CREAFTalk with Mariano Morales: '600 years of droughts: insights from forests into climate variability and its links to ecological and social processes in South America'
This presentation explores a 600-year reconstruction of spatiotemporal drought variability in South America based on the South American Drought Atlas. Ecosystems and societies in the region are highly vulnerable to extreme hydroclimatic events, yet the lack of long-term, high-resolution records has limited understanding of their impacts. Using a network of over 285 tree-ring chronologies along the Andes, a drought index is reconstructed back to 1400. The methodological framework is presented, and the atlas’s potential for ecological and paleoethnoecological studies is discussed, including a case study from the Altiplano linking droughts with social conflict. These records provide crucial context for future hydroclimatic risks under climate change.

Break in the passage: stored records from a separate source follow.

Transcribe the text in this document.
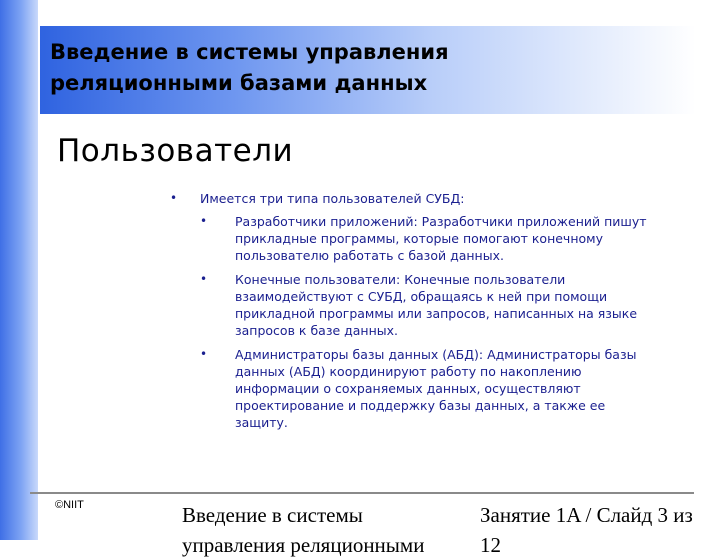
Введение в системы управления
реляционными базами данных
Пользователи
• Имеется три типа пользователей СУБД:
• Разработчики приложений: Разработчики приложений пишут прикладные программы, которые помогают конечному пользователю работать с базой данных.
• Конечные пользователи: Конечные пользователи взаимодействуют с СУБД, обращаясь к ней при помощи прикладной программы или запросов, написанных на языке запросов к базе данных.
• Администраторы базы данных (АБД): Администраторы базы данных (АБД) координируют работу по накоплению информации о сохраняемых данных, осуществляют проектирование и поддержку базы данных, а также ее защиту.
©NIIT	Введение в системы управления реляционными
Занятие 1A / Слайд 3 из 12
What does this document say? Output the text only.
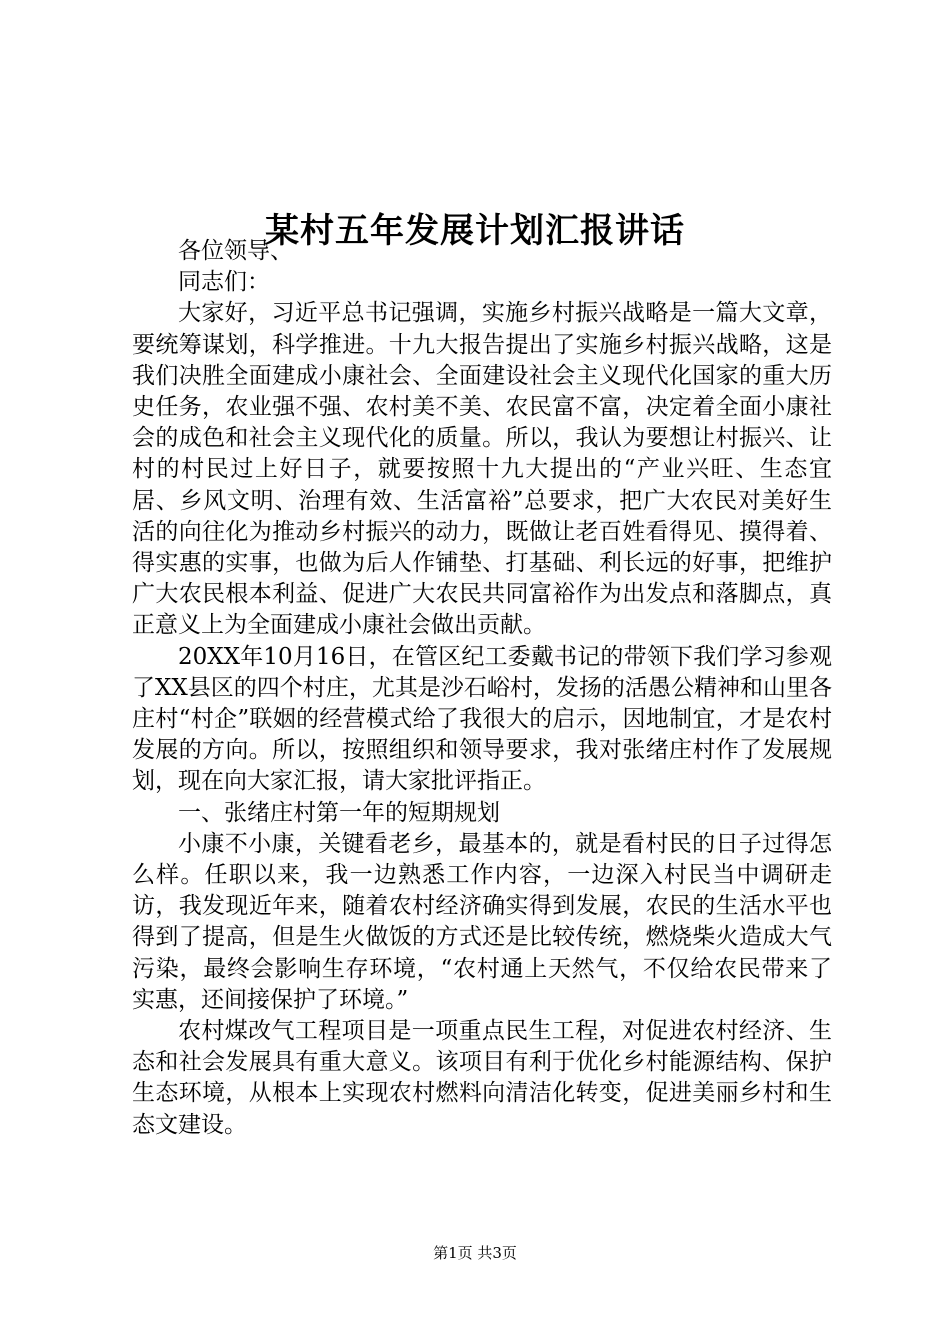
某村五年发展计划汇报讲话

各位领导、

同志们：

大家好，习近平总书记强调，实施乡村振兴战略是一篇大文章，要统筹谋划，科学推进。十九大报告提出了实施乡村振兴战略，这是我们决胜全面建成小康社会、全面建设社会主义现代化国家的重大历史任务，农业强不强、农村美不美、农民富不富，决定着全面小康社会的成色和社会主义现代化的质量。所以，我认为要想让村振兴、让村的村民过上好日子，就要按照十九大提出的“产业兴旺、生态宜居、乡风文明、治理有效、生活富裕”总要求，把广大农民对美好生活的向往化为推动乡村振兴的动力，既做让老百姓看得见、摸得着、得实惠的实事，也做为后人作铺垫、打基础、利长远的好事，把维护广大农民根本利益、促进广大农民共同富裕作为出发点和落脚点，真正意义上为全面建成小康社会做出贡献。

20XX年10月16日，在管区纪工委戴书记的带领下我们学习参观了XX县区的四个村庄，尤其是沙石峪村，发扬的活愚公精神和山里各庄村“村企”联姻的经营模式给了我很大的启示，因地制宜，才是农村发展的方向。所以，按照组织和领导要求，我对张绪庄村作了发展规划，现在向大家汇报，请大家批评指正。

一、张绪庄村第一年的短期规划

小康不小康，关键看老乡，最基本的，就是看村民的日子过得怎么样。任职以来，我一边熟悉工作内容，一边深入村民当中调研走访，我发现近年来，随着农村经济确实得到发展，农民的生活水平也得到了提高，但是生火做饭的方式还是比较传统，燃烧柴火造成大气污染，最终会影响生存环境，“农村通上天然气，不仅给农民带来了实惠，还间接保护了环境。”

农村煤改气工程项目是一项重点民生工程，对促进农村经济、生态和社会发展具有重大意义。该项目有利于优化乡村能源结构、保护生态环境，从根本上实现农村燃料向清洁化转变，促进美丽乡村和生态文建设。

第1页 共3页
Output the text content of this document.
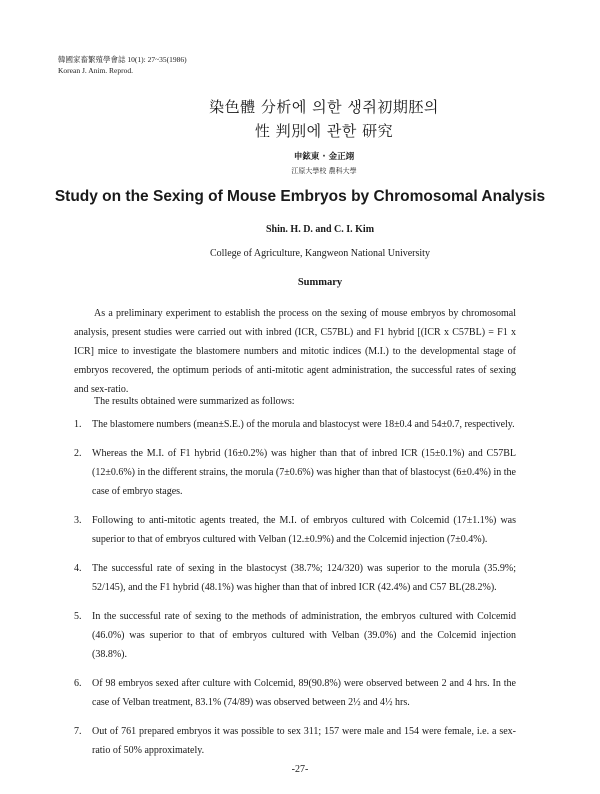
韓國家畜繁殖學會誌 10(1): 27~35(1986)
Korean J. Anim. Reprod.
染色體 分析에 의한 생쥐初期胚의
性 判別에 관한 研究
申鉉東 · 金正翊
江原大學校 農科大學
Study on the Sexing of Mouse Embryos by Chromosomal Analysis
Shin. H. D. and C. I. Kim
College of Agriculture, Kangweon National University
Summary
As a preliminary experiment to establish the process on the sexing of mouse embryos by chromosomal analysis, present studies were carried out with inbred (ICR, C57BL) and F1 hybrid [(ICR x C57BL) = F1 x ICR] mice to investigate the blastomere numbers and mitotic indices (M.I.) to the developmental stage of embryos recovered, the optimum periods of anti-mitotic agent administration, the successful rates of sexing and sex-ratio.
The results obtained were summarized as follows:
1. The blastomere numbers (mean±S.E.) of the morula and blastocyst were 18±0.4 and 54±0.7, respectively.
2. Whereas the M.I. of F1 hybrid (16±0.2%) was higher than that of inbred ICR (15±0.1%) and C57BL (12±0.6%) in the different strains, the morula (7±0.6%) was higher than that of blastocyst (6±0.4%) in the case of embryo stages.
3. Following to anti-mitotic agents treated, the M.I. of embryos cultured with Colcemid (17±1.1%) was superior to that of embryos cultured with Velban (12.±0.9%) and the Colcemid injection (7±0.4%).
4. The successful rate of sexing in the blastocyst (38.7%; 124/320) was superior to the morula (35.9%; 52/145), and the F1 hybrid (48.1%) was higher than that of inbred ICR (42.4%) and C57 BL(28.2%).
5. In the successful rate of sexing to the methods of administration, the embryos cultured with Colcemid (46.0%) was superior to that of embryos cultured with Velban (39.0%) and the Colcemid injection (38.8%).
6. Of 98 embryos sexed after culture with Colcemid, 89(90.8%) were observed between 2 and 4 hrs. In the case of Velban treatment, 83.1% (74/89) was observed between 2½ and 4½ hrs.
7. Out of 761 prepared embryos it was possible to sex 311; 157 were male and 154 were female, i.e. a sex-ratio of 50% approximately.
-27-
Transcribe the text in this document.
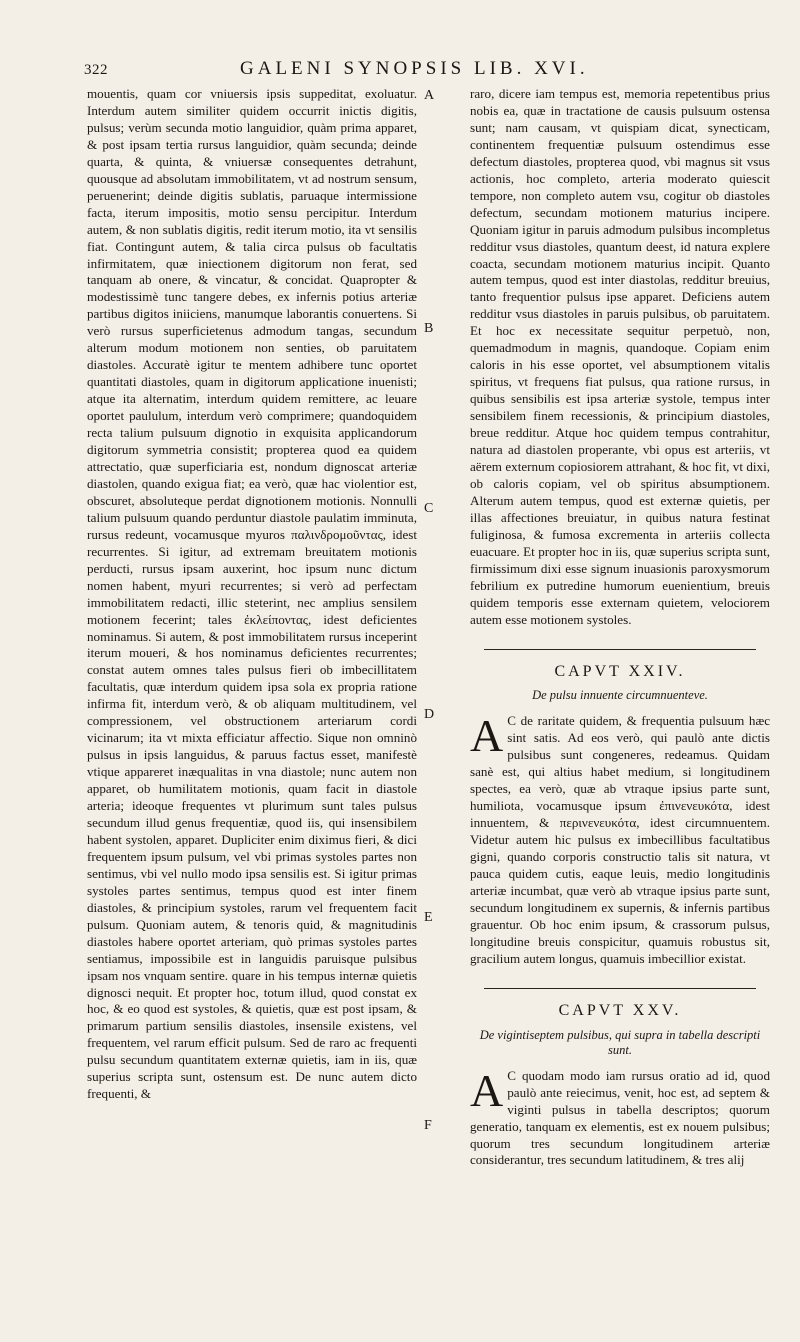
322	GALENI SYNOPSIS LIB. XVI.
A
B
C
D
E
F

mouentis, quam cor vniuersis ipsis suppeditat, exoluatur. Interdum autem similiter quidem occurrit inictis digitis, pulsus; verùm secunda motio languidior, quàm prima apparet, & post ipsam tertia rursus languidior, quàm secunda; deinde quarta, & quinta, & vniuersæ consequentes detrahunt, quousque ad absolutam immobilitatem, vt ad nostrum sensum, peruenerint; deinde digitis sublatis, paruaque intermissione facta, iterum impositis, motio sensu percipitur. Interdum autem, & non sublatis digitis, redit iterum motio, ita vt sensilis fiat. Contingunt autem, & talia circa pulsus ob facultatis infirmitatem, quæ iniectionem digitorum non ferat, sed tanquam ab onere, & vincatur, & concidat. Quapropter & modestissimè tunc tangere debes, ex infernis potius arteriæ partibus digitos iniiciens, manumque laborantis conuertens. Si verò rursus superficietenus admodum tangas, secundum alterum modum motionem non senties, ob paruitatem diastoles. Accuratè igitur te mentem adhibere tunc oportet quantitati diastoles, quam in digitorum applicatione inuenisti; atque ita alternatim, interdum quidem remittere, ac leuare oportet paululum, interdum verò comprimere; quandoquidem recta talium pulsuum dignotio in exquisita applicandorum digitorum symmetria consistit; propterea quod ea quidem attrectatio, quæ superficiaria est, nondum dignoscat arteriæ diastolen, quando exigua fiat; ea verò, quæ hac violentior est, obscuret, absoluteque perdat dignotionem motionis. Nonnulli talium pulsuum quando perduntur diastole paulatim imminuta, rursus redeunt, vocamusque myuros παλινδρομοῦντας, idest recurrentes. Si igitur, ad extremam breuitatem motionis perducti, rursus ipsam auxerint, hoc ipsum nunc dictum nomen habent, myuri recurrentes; si verò ad perfectam immobilitatem redacti, illic steterint, nec amplius sensilem motionem fecerint; tales ἐκλείποντας, idest deficientes nominamus. Si autem, & post immobilitatem rursus inceperint iterum moueri, & hos nominamus deficientes recurrentes; constat autem omnes tales pulsus fieri ob imbecillitatem facultatis, quæ interdum quidem ipsa sola ex propria ratione infirma fit, interdum verò, & ob aliquam multitudinem, vel compressionem, vel obstructionem arteriarum cordi vicinarum; ita vt mixta efficiatur affectio. Sique non omninò pulsus in ipsis languidus, & paruus factus esset, manifestè vtique appareret inæqualitas in vna diastole; nunc autem non apparet, ob humilitatem motionis, quam facit in diastole arteria; ideoque frequentes vt plurimum sunt tales pulsus secundum illud genus frequentiæ, quod iis, qui insensibilem habent systolen, apparet. Dupliciter enim diximus fieri, & dici frequentem ipsum pulsum, vel vbi primas systoles partes non sentimus, vbi vel nullo modo ipsa sensilis est. Si igitur primas systoles partes sentimus, tempus quod est inter finem diastoles, & principium systoles, rarum vel frequentem facit pulsum. Quoniam autem, & tenoris quid, & magnitudinis diastoles habere oportet arteriam, quò primas systoles partes sentiamus, impossibile est in languidis paruisque pulsibus ipsam nos vnquam sentire. quare in his tempus internæ quietis dignosci nequit. Et propter hoc, totum illud, quod constat ex hoc, & eo quod est systoles, & quietis, quæ est post ipsam, & primarum partium sensilis diastoles, insensile existens, vel frequentem, vel rarum efficit pulsum. Sed de raro ac frequenti pulsu secundum quantitatem externæ quietis, iam in iis, quæ superius scripta sunt, ostensum est. De nunc autem dicto frequenti, &

raro, dicere iam tempus est, memoria repetentibus prius nobis ea, quæ in tractatione de causis pulsuum ostensa sunt; nam causam, vt quispiam dicat, synecticam, continentem frequentiæ pulsuum ostendimus esse defectum diastoles, propterea quod, vbi magnus sit vsus actionis, hoc completo, arteria moderato quiescit tempore, non completo autem vsu, cogitur ob diastoles defectum, secundam motionem maturius incipere. Quoniam igitur in paruis admodum pulsibus incompletus redditur vsus diastoles, quantum deest, id natura explere coacta, secundam motionem maturius incipit. Quanto autem tempus, quod est inter diastolas, redditur breuius, tanto frequentior pulsus ipse apparet. Deficiens autem redditur vsus diastoles in paruis pulsibus, ob paruitatem. Et hoc ex necessitate sequitur perpetuò, non, quemadmodum in magnis, quandoque. Copiam enim caloris in his esse oportet, vel absumptionem vitalis spiritus, vt frequens fiat pulsus, qua ratione rursus, in quibus sensibilis est ipsa arteriæ systole, tempus inter sensibilem finem recessionis, & principium diastoles, breue redditur. Atque hoc quidem tempus contrahitur, natura ad diastolen properante, vbi opus est arteriis, vt aërem externum copiosiorem attrahant, & hoc fit, vt dixi, ob caloris copiam, vel ob spiritus absumptionem. Alterum autem tempus, quod est externæ quietis, per illas affectiones breuiatur, in quibus natura festinat fuliginosa, & fumosa excrementa in arteriis collecta euacuare. Et propter hoc in iis, quæ superius scripta sunt, firmissimum dixi esse signum inuasionis paroxysmorum febrilium ex putredine humorum euenientium, breuis quidem temporis esse externam quietem, velociorem autem esse motionem systoles.

CAPVT XXIV.
De pulsu innuente circumnuenteve.

A C de raritate quidem, & frequentia pulsuum hæc sint satis. Ad eos verò, qui paulò ante dictis pulsibus sunt congeneres, redeamus. Quidam sanè est, qui altius habet medium, si longitudinem spectes, ea verò, quæ ab vtraque ipsius parte sunt, humiliota, vocamusque ipsum ἐπινενευκότα, idest innuentem, & περινενευκότα, idest circumnuentem. Videtur autem hic pulsus ex imbecillibus facultatibus gigni, quando corporis constructio talis sit natura, vt pauca quidem cutis, eaque leuis, medio longitudinis arteriæ incumbat, quæ verò ab vtraque ipsius parte sunt, secundum longitudinem ex supernis, & infernis partibus grauentur. Ob hoc enim ipsum, & crassorum pulsus, longitudine breuis conspicitur, quamuis robustus sit, gracilium autem longus, quamuis imbecillior existat.

CAPVT XXV.
De vigintiseptem pulsibus, qui supra in tabella descripti sunt.

A C quodam modo iam rursus oratio ad id, quod paulò ante reiecimus, venit, hoc est, ad septem & viginti pulsus in tabella descriptos; quorum generatio, tanquam ex elementis, est ex nouem pulsibus; quorum tres secundum longitudinem arteriæ considerantur, tres secundum latitudinem, & tres alij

Mariano Morales is a research scientist at CONICET, working at IANIGLA-CCT Mendoza. His scientific interests focus on paleoclimatic reconstructions using tree-ring analyses and the application of dendrochronology in ecological, archaeological, historical, and hydrological studies in the Central Andes and Patagonia. Current research includes the development of a South American Drought Atlas, examining its impacts on ecosystems and links with sociocultural changes during pre-Columbian and historical periods. He also develops networks of tree-ring and isotope chronologies across Argentina, Bolivia, Peru, and Chile, providing key insights into long-term natural climate variability and its mechanisms.